Three years since the launch, the relevance of the research continues to grow with the Federal Government’s National Road Safety Plan 2020 (ATC 2011) naming the increased use of effective protective clothing by motorcyclists one of its strategic aims.
In July 2021, Jaala Pulford, the Victorian Minister for Road Safety, and TAC requested the opportunity to visit the laboratory with the Motorcycle Expert Advisory Panel to find out more about the work of the research team.
‘Our research continues to be used by riders and governments worldwide to help reduce injury severity,’ Dr Hurrensays.
‘It is an important tool for governments in developing policies in the motorcycle safety space.
‘The team is the first to provide scientific knowledge on what happens to a rider’s clothing during a crash. The MotoCAP program is the first of its kind in the world.
‘Our team is all about providing the knowledge to riders, governments and road designers in order to reduce injury severity worldwide. Initial work and proof of concept is occurring in Australia and New Zealand with the aim to expand it to the world.
‘Ongoing research by the team continues to increase the information and aim towards reducing injury severity and fatalities in a motorcycle crash. This information is relevant to a wide range of people including riders, government and non-government road safety experts, protective clothing manufacturers and road design practitioners.’
MotoCAP has given the research team more exposure – Dr de Rome and Dr Hurren have been invited to a number of Australian and New Zealand events to promote MotoCAP to riders.

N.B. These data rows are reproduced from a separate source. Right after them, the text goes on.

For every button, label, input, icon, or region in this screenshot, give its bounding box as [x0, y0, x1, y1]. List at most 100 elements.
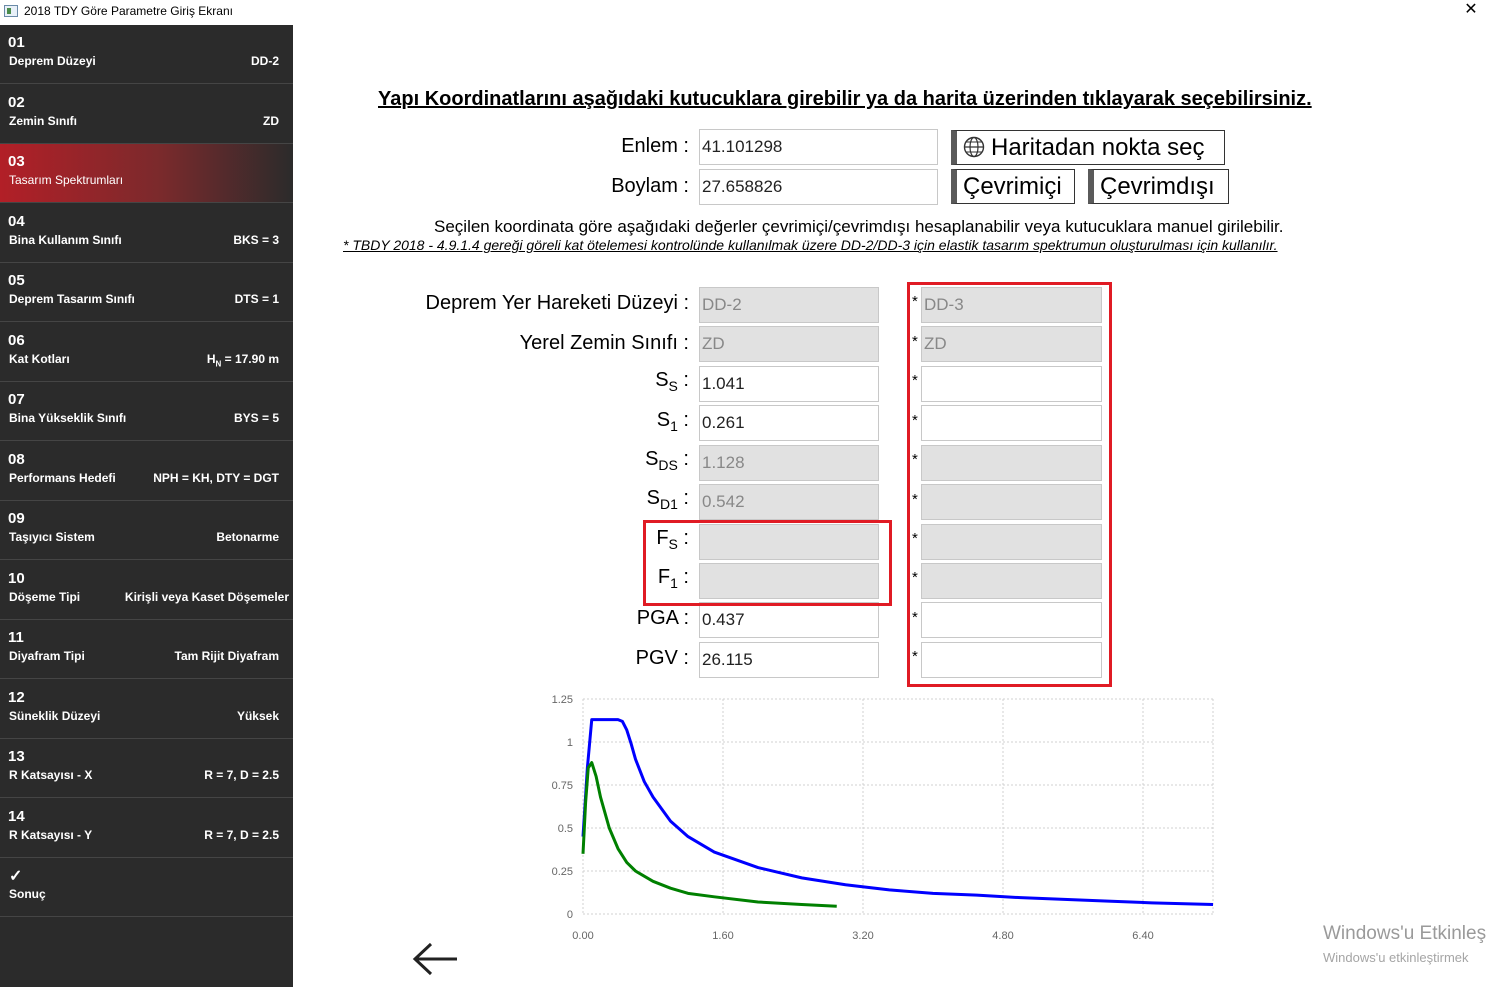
sidebar-item-kat-kotlari[interactable]: 06 Kat Kotları HN = 17.90 m: [0, 323, 293, 382]
sidebar-item-zemin-sinifi[interactable]: 02 Zemin Sınıfı ZD: [0, 85, 293, 144]
step-number: 03: [8, 153, 25, 170]
sidebar-item-sonuc[interactable]: ✓ Sonuç: [0, 858, 293, 917]
step-name: Deprem Tasarım Sınıfı: [9, 292, 135, 306]
step-value: HN = 17.90 m: [207, 352, 279, 368]
step-value: NPH = KH, DTY = DGT: [153, 471, 279, 485]
ss-label-main: S: [655, 369, 669, 391]
sidebar-item-deprem-duzeyi[interactable]: 01 Deprem Düzeyi DD-2: [0, 25, 293, 84]
step-number: 08: [8, 451, 25, 468]
dd2-ss-input[interactable]: [699, 366, 879, 402]
step-value: DD-2: [250, 54, 279, 68]
chart-xtick-label: 1.60: [712, 930, 733, 942]
sidebar-item-diyafram-tipi[interactable]: 11 Diyafram Tipi Tam Rijit Diyafram: [0, 620, 293, 679]
sd1-label-sub: D1: [659, 496, 678, 512]
offline-button[interactable]: Çevrimdışı: [1088, 169, 1229, 204]
chart-xtick-label: 4.80: [992, 930, 1013, 942]
check-icon: ✓: [9, 868, 23, 885]
step-value: BYS = 5: [233, 411, 279, 425]
arrow-left-icon[interactable]: [411, 939, 461, 979]
sds-label-sub: DS: [658, 457, 678, 473]
step-number: 04: [8, 213, 25, 230]
step-value: Tam Rijit Diyafram: [174, 649, 279, 663]
sds-label: SDS :: [645, 448, 689, 473]
sidebar-item-tasiyici-sistem[interactable]: 09 Taşıyıcı Sistem Betonarme: [0, 501, 293, 560]
step-name: Süneklik Düzeyi: [9, 709, 101, 723]
activation-watermark-title: Windows'u Etkinleş: [1323, 923, 1487, 944]
title-bar: 2018 TDY Göre Parametre Giriş Ekranı ✕: [0, 0, 1489, 25]
close-icon[interactable]: ✕: [1453, 0, 1489, 22]
step-number: 12: [8, 689, 25, 706]
yerel-zemin-label: Yerel Zemin Sınıfı :: [519, 332, 689, 354]
dd2-zemin-sinifi-field: [699, 326, 879, 362]
s1-label-tail: :: [677, 409, 689, 431]
chart-ytick-label: 0.25: [552, 866, 573, 878]
sds-label-main: S: [645, 448, 659, 470]
dd3-column-highlight-box: [907, 282, 1112, 687]
step-name: Performans Hedefi: [9, 471, 116, 485]
step-number: 06: [8, 332, 25, 349]
step-value: ZD: [263, 114, 279, 128]
globe-icon: [963, 136, 985, 158]
sidebar-item-r-katsayisi-y[interactable]: 14 R Katsayısı - Y R = 7, D = 2.5: [0, 799, 293, 858]
step-number: 01: [8, 34, 25, 51]
step-value: DTS = 1: [234, 292, 279, 306]
sidebar-item-doseme-tipi[interactable]: 10 Döşeme Tipi Kirişli veya Kaset Döşeme…: [0, 561, 293, 620]
step-name: Zemin Sınıfı: [9, 114, 78, 128]
chart-xtick-label: 3.20: [852, 930, 873, 942]
step-value-rest: = 17.90 m: [221, 352, 279, 366]
step-number: 07: [8, 391, 25, 408]
sidebar-item-suneklik-duzeyi[interactable]: 12 Süneklik Düzeyi Yüksek: [0, 680, 293, 739]
sidebar-item-bina-yukseklik-sinifi[interactable]: 07 Bina Yükseklik Sınıfı BYS = 5: [0, 382, 293, 441]
sidebar-item-bina-kullanim-sinifi[interactable]: 04 Bina Kullanım Sınıfı BKS = 3: [0, 204, 293, 263]
ss-label-tail: :: [677, 369, 689, 391]
step-name: Bina Kullanım Sınıfı: [9, 233, 122, 247]
app-window: 2018 TDY Göre Parametre Giriş Ekranı ✕ 0…: [0, 0, 1489, 987]
map-select-label: Haritadan nokta seç: [991, 134, 1205, 161]
note-text: * TBDY 2018 - 4.9.1.4 gereği göreli kat …: [343, 237, 1278, 253]
sidebar-item-tasarim-spektrumlari[interactable]: 03 Tasarım Spektrumları: [0, 144, 293, 203]
sd1-label: SD1 :: [647, 487, 689, 512]
dd2-sd1-field: [699, 484, 879, 520]
chart-ytick-label: 0.5: [558, 823, 573, 835]
step-value: Betonarme: [216, 530, 279, 544]
window-title: 2018 TDY Göre Parametre Giriş Ekranı: [24, 4, 233, 18]
chart-ytick-label: 0.75: [552, 780, 573, 792]
step-name: Sonuç: [9, 887, 46, 901]
online-button[interactable]: Çevrimiçi: [951, 169, 1075, 204]
sidebar-item-r-katsayisi-x[interactable]: 13 R Katsayısı - X R = 7, D = 2.5: [0, 739, 293, 798]
sd1-label-tail: :: [677, 487, 689, 509]
step-number: 02: [8, 94, 25, 111]
dd2-pgv-input[interactable]: [699, 642, 879, 678]
step-name: R Katsayısı - Y: [9, 828, 93, 842]
chart-ytick-label: 1.25: [552, 694, 573, 706]
step-name: Kat Kotları: [9, 352, 70, 366]
main-panel: Yapı Koordinatlarını aşağıdaki kutucukla…: [293, 25, 1489, 987]
step-value: BKS = 3: [233, 233, 279, 247]
dd2-sds-field: [699, 445, 879, 481]
chart-xtick-label: 6.40: [1132, 930, 1153, 942]
step-number: 09: [8, 510, 25, 527]
dd2-pga-input[interactable]: [699, 602, 879, 638]
pga-label: PGA :: [636, 607, 689, 629]
step-value: Kirişli veya Kaset Döşemeler: [124, 590, 289, 604]
step-value: R = 7, D = 2.5: [204, 768, 279, 782]
dd2-s1-input[interactable]: [699, 405, 879, 441]
s1-label: S1 :: [657, 409, 689, 434]
deprem-yer-hareketi-label: Deprem Yer Hareketi Düzeyi :: [425, 292, 689, 314]
step-value-main: H: [206, 352, 216, 366]
info-text: Seçilen koordinata göre aşağıdaki değerl…: [434, 217, 1284, 236]
sidebar: 01 Deprem Düzeyi DD-2 02 Zemin Sınıfı ZD…: [0, 25, 293, 987]
app-icon: [4, 5, 18, 17]
step-number: 10: [8, 570, 25, 587]
boylam-input[interactable]: [699, 169, 938, 205]
enlem-input[interactable]: [699, 129, 938, 165]
sidebar-item-performans-hedefi[interactable]: 08 Performans Hedefi NPH = KH, DTY = DGT: [0, 442, 293, 501]
sds-label-tail: :: [677, 448, 689, 470]
sidebar-item-deprem-tasarim-sinifi[interactable]: 05 Deprem Tasarım Sınıfı DTS = 1: [0, 263, 293, 322]
step-name: R Katsayısı - X: [9, 768, 93, 782]
step-name: Tasarım Spektrumları: [9, 173, 124, 187]
step-name: Deprem Düzeyi: [9, 54, 96, 68]
step-number: 05: [8, 272, 25, 289]
map-select-button[interactable]: Haritadan nokta seç: [951, 130, 1225, 165]
step-name: Diyafram Tipi: [9, 649, 85, 663]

In 2019 Dr Hurren spent four weeks in New Zealand, travelling by motorcycle to 11 events as
part of the Shiny Side Up Bike Fest to inform riders of the MotoCap safety information and website. The event attracts more than 10,000 attendees.
‘The team is doing important research that will help to reduce road injury,’ Dr Hurren says. ‘This work benefits the rider, their family and their community as well as reducing the burden on government health funding.
‘The industry has recognised the importance of the work with a number of companies contacting Deakin University for advice on how to improve their products into the future.
‘Our research helps us to understand how clothing can protect a motorcycle rider in a crash and helps us to understand the fundamental interactions of abrasion, impact and burst failure that can occur to rider clothing during a crash. And this research will help us to develop new clothing and provide advice in order to reduce injury severity and in some cases avoid injury in the first place.’